What is the best liquid for biscuits? ›

*Substitute buttermilk, light cream, or heavy cream for the whole milk, if you prefer; use enough of whatever liquid you choose to bring the dough together readily, without you having to work it too much. The higher-fat liquid you use, the more tender and richer-tasting your biscuits will be.

What is the ratio of butter to flour? ›

The roux. You will want 1 tablespoon of unsalted butter to 2 tablespoons of plain white flour. If you want to be even more precise, you want 1 weight unit of butter to 1 weight unit of flour (say, 10 grams - 10 grams), but I find that the 1 Tbs - 2 Tbs ratio works fine and is much easier to measure.

What does butter do in biscuits? ›

The job of butter in baking (besides being delicious) is to give richness, tenderness and structure to cookies, cakes, pies and pastries.

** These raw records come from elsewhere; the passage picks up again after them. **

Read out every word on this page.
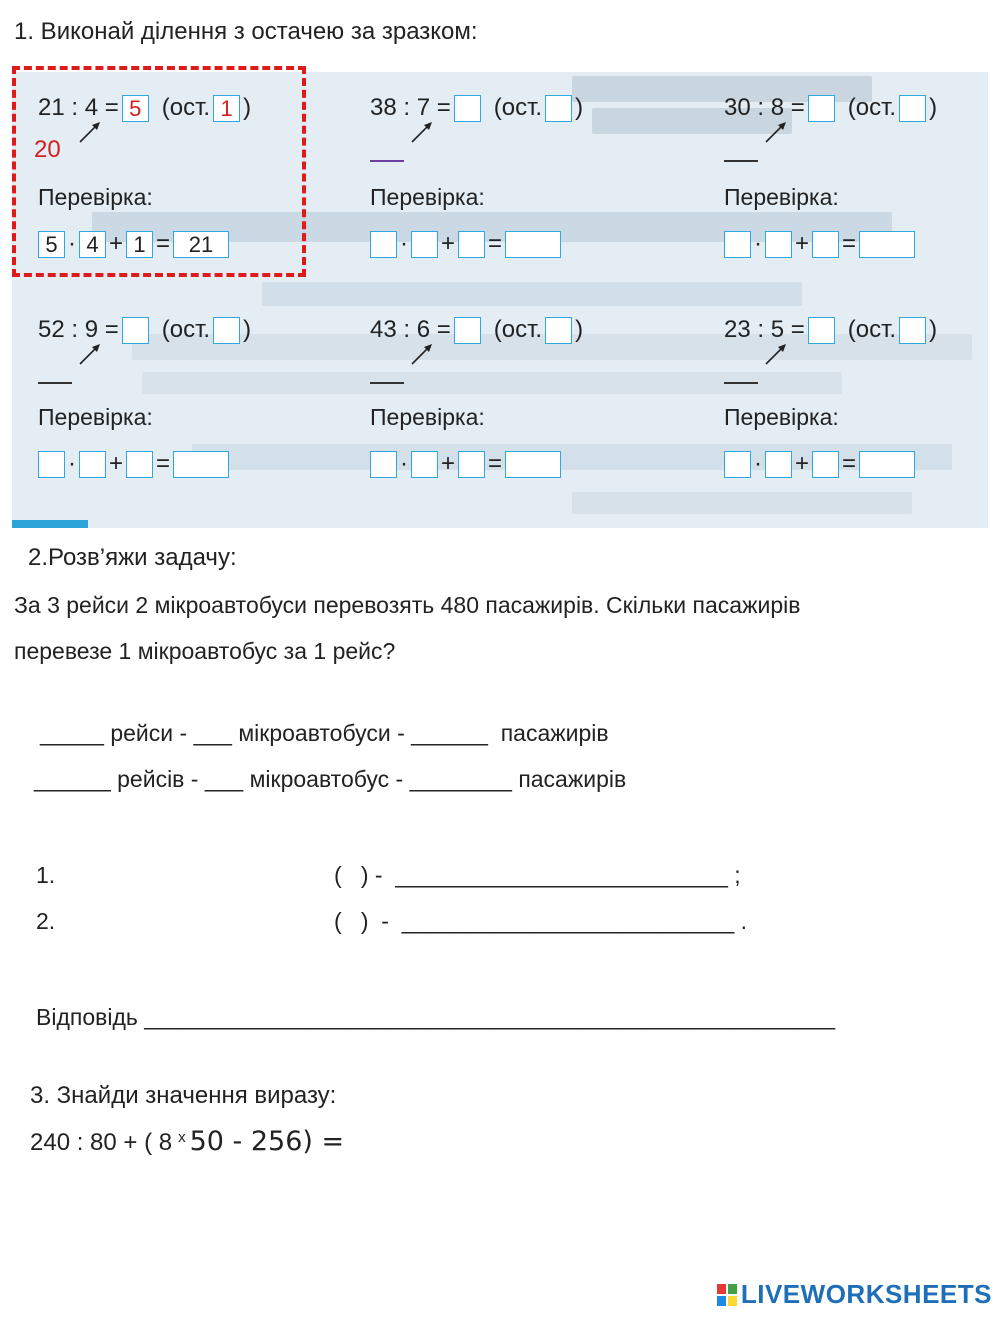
1. Виконай ділення з остачею за зразком:
21 : 4 = 5 (ост. 1 )
20
Перевірка:
5 · 4 + 1 = 21
38 : 7 = (ост. )
Перевірка:
· + =
30 : 8 = (ост. )
Перевірка:
· + =
52 : 9 = (ост. )
Перевірка:
· + =
43 : 6 = (ост. )
Перевірка:
· + =
23 : 5 = (ост. )
Перевірка:
· + =
2.Розв’яжи задачу:
За 3 рейси 2 мікроавтобуси перевозять 480 пасажирів. Скільки пасажирів
перевезе 1 мікроавтобус за 1 рейс?
_____ рейси - ___ мікроавтобуси - ______  пасажирів
______ рейсів - ___ мікроавтобус - ________ пасажирів
1.	(   ) -  __________________________ ;
2.	(   )  -  __________________________ .
Відповідь ______________________________________________________
3. Знайди значення виразу:
240 : 80 + ( 8 x 50 - 256) =
LIVEWORKSHEETS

We alter the way butter works in a recipe by changing its temperature and choosing when to combine it with the other ingredients.

How does flour affect biscuits? ›

Flour lends structure to baked goods, like cakes, biscuits, pastry and bread, with a range in protein content to suit the purpose and desired outcome.

How does butter affect dough? ›

As the dough is baked, the butter melts and creates steam, trapping it in the dough and creating air pockets. Once the dough has cooled, these air pockets become delicate layers of flaky dough. By this point, you've realized that butter adds more than flavor—it develops texture.

What effect does fat have on biscuits? ›

They found that the thickness of biscuits was significantly higher when hydrogenated fat or oil was used, while biscuit produced with bakery shortening had better surface characteristics and higher crispness.

Why is butter the best fat for biscuits? ›

The cold chunks of butter are important because as they melt into the biscuit while baking they create tiny pockets of steam that puffs and lifts the dough. These pockets turn into that beautiful light and flaky texture we crave with biscuits.

What are the factors affecting the quality of biscuits? ›

The most important factor affecting the physical and processability quality of the biscuits are its chemical components and the interaction of these components to each other. The most important of these components are starch, protein and pentosans.